A MSI2 inhibitors reduced tumor growth in PDX mice. NSG mice were used as xenograft recipients for treatment with GW7647 and Simvastatin. Tumor growth was recorded every eight days as tumor volume. Data points correspond to range of tumor volumes for each treatment cohort. (Inset) Representative tumor growth in mouse xenograft recipients from each treatment cohort. B Both GW7647 and Simvastatin suppressed MYC protein level of patient HCC xenografts as indicated by immunoblotting of MYC in xenograft tumors from drug treatment groups.
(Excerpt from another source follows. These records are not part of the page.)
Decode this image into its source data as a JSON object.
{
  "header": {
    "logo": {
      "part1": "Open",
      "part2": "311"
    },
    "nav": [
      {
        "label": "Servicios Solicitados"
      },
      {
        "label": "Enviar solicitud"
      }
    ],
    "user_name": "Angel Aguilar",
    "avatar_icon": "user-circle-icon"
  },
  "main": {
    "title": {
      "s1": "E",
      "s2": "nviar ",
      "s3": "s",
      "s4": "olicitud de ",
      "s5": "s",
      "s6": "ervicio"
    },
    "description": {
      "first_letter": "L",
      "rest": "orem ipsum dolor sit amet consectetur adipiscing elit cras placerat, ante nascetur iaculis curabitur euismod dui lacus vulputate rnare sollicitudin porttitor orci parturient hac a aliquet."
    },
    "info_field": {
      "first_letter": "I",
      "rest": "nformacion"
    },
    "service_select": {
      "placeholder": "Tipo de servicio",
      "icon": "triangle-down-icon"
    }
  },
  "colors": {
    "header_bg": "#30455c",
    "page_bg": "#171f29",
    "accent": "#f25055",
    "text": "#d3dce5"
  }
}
C Inhibition of MSI2-RNA interaction inhibited HCV replication and HCV-associated liver hyperplasia. FRG mice were infected with HCV and fed alcohol western diet for six months. Treatment with GW7647 reduced incidence and size of liver hyperplasia in humanized FRG mice (Top panel). Treatment with GW7647 reduced HCV RNA levels, but did not affect the humanization process of livers in FRG mice (Bottom panel). D Approximately 60% of humanized FRG mice developed liver hyperplasia. Treatment with GW7647 inhibited MSI2-RNA interaction and reduced liver hyperplasia in humanized FRG mice (Top panel). Treatment with GW7647 reduced MYC protein level in liver of humanized FRG mice (Bottom panel). E A hypothetical model shows that MSI2 binds and activates MYC mRNA resulting in upregulated MYC translation and subsequent liver oncogenesis. Inhibitor of the interaction between MYC IRES and MSI2 reduces liver hyperplasia, viral mRNA translation and tumor formation.